Trout burst onto the scene as a rookie in 2012, and immediately skyrocketed to the ranks of the league’s elite. He finished the season as not only the American League Rookie of the Year, but also ignited a debate between old and new school baseball stats, finishing second in the race for the American League Most Valuable Player award.
While Trout will certainly factor into the race for the AL MVP in these next few weeks, and could garner a few first place votes, he’s pretty unlikely to win the award. That’s not necessarily his fault, as his second year with the Angels represented anything but a sophomore slump.
In fact, much of what Trout did in 2013 was even better than what he did in 2012. It’s important to note that both seasons were absolutely stellar years. He didn’t fall off at all, for the most part, in his followup to that brilliant rookie season. Overall, his first two seasons have represented one of the better first two years of any player in Major League history.
The 2012 version of Mike Trout actually appeared in 18 less games than he did this season. Trout’s slash line in 2012 was at .326/.399/.564/.963. That’s a pretty excellent set. Yet, somehow he outdid those figures in 2013, going for .323/.432/.557/.988. His ability to get on base was simply absurd in 2013, and his 110 walks, nearly 40 more than he had in 2012, were tops in the AL.

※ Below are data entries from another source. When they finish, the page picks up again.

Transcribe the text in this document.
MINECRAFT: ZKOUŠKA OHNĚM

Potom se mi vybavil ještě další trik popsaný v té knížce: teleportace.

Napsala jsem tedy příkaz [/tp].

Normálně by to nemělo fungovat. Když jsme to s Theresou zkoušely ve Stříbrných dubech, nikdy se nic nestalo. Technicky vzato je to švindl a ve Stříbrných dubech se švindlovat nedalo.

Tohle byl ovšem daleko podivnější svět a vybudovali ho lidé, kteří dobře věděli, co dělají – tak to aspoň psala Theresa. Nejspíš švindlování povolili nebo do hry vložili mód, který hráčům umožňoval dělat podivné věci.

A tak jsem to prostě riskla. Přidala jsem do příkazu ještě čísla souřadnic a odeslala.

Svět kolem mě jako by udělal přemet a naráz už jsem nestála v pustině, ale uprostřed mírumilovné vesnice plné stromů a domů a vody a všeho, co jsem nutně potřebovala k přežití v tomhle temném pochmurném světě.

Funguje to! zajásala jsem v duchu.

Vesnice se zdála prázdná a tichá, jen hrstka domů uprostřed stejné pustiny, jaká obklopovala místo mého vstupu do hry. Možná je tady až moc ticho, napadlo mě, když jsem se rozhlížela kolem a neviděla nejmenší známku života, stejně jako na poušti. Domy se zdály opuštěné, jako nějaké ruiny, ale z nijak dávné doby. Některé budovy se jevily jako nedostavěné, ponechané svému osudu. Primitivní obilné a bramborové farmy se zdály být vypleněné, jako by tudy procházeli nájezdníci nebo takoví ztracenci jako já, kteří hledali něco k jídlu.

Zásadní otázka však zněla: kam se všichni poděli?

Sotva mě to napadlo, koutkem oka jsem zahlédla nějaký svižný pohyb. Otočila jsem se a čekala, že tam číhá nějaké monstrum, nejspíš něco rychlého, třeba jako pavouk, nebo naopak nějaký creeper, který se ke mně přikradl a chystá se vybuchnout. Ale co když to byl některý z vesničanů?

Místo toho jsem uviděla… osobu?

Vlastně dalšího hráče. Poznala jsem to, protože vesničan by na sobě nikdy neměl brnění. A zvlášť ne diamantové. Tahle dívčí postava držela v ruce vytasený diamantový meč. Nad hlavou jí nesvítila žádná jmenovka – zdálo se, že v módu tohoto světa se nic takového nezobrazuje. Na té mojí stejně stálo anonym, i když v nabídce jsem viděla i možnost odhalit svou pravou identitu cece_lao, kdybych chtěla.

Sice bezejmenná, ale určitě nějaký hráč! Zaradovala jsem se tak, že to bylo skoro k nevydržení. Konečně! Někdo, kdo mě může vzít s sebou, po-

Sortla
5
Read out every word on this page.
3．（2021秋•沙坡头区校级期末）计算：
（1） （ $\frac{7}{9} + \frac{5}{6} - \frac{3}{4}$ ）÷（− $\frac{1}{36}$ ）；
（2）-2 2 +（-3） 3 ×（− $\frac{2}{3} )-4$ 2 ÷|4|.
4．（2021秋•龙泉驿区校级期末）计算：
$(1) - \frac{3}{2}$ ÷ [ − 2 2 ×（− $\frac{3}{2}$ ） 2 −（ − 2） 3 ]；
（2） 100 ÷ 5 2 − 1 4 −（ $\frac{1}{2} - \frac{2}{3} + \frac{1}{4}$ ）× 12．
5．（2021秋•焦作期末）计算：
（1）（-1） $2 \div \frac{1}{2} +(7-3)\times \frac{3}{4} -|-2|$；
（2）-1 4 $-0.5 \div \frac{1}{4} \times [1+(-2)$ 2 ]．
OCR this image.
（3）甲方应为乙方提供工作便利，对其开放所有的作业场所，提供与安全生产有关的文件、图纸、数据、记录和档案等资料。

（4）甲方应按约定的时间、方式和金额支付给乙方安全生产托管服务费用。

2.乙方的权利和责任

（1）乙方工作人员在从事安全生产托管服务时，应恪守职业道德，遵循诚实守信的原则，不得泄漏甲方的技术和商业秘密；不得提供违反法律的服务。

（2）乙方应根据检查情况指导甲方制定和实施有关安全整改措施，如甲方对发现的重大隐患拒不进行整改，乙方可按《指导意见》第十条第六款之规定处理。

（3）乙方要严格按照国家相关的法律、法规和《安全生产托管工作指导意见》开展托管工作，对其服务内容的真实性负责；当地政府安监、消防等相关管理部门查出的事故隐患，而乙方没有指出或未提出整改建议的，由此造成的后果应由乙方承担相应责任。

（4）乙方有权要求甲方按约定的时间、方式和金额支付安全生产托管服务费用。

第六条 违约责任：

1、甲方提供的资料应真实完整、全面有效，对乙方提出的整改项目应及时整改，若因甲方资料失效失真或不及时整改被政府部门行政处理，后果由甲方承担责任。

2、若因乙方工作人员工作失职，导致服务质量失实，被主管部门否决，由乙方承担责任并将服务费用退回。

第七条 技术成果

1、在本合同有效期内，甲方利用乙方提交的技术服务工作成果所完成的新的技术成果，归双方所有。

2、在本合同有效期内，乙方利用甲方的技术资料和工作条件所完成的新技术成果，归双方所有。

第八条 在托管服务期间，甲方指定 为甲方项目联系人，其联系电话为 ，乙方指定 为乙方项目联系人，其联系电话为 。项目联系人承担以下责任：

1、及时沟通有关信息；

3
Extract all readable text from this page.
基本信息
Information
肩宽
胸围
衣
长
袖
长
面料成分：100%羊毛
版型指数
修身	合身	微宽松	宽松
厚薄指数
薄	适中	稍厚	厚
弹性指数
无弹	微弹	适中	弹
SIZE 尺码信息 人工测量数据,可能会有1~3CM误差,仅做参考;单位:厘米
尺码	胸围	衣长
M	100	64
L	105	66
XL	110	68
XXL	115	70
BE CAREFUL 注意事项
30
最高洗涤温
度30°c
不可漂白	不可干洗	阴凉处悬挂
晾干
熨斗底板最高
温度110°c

The strikeout numbers were similar in total, but he did actually manage to lower his k-rate about three percent. For those of you scoring at home, that’s more walks, less strikeouts, and an on-base percentage that was over 30 percent greater than it was during the 2012 season.
Trout’s power numbers did slip a bit, but that was to be expected. He hit three less home runs in 2013, going for 27, while knocking in 93 runs, which was was 14 more than his rookie year. Looking at the advanced numbers, his wOBA was at .423, 14 points higher than the previous year, while his wRC+ was an absolutely absurd 177, 11 points greater. Overall, he posted a 10.1 offensive WAR, but his defensive WAR actually ended up in the negative. That’s one major difference.
All in all, you can’t look at either year and say, with any sort of certainty, that one was better than the other. However, at the same time, you have to like what he was able to do in terms of walking more and getting on base more, even if he didn’t hit the ball over the fence as much, or steal as many bases. The defensive play should get back to where it was next season. Make no mistake, this is a five-tool guy, and the argument could very easily be made that the Angels have the best all-around player in the game in Mike Trout.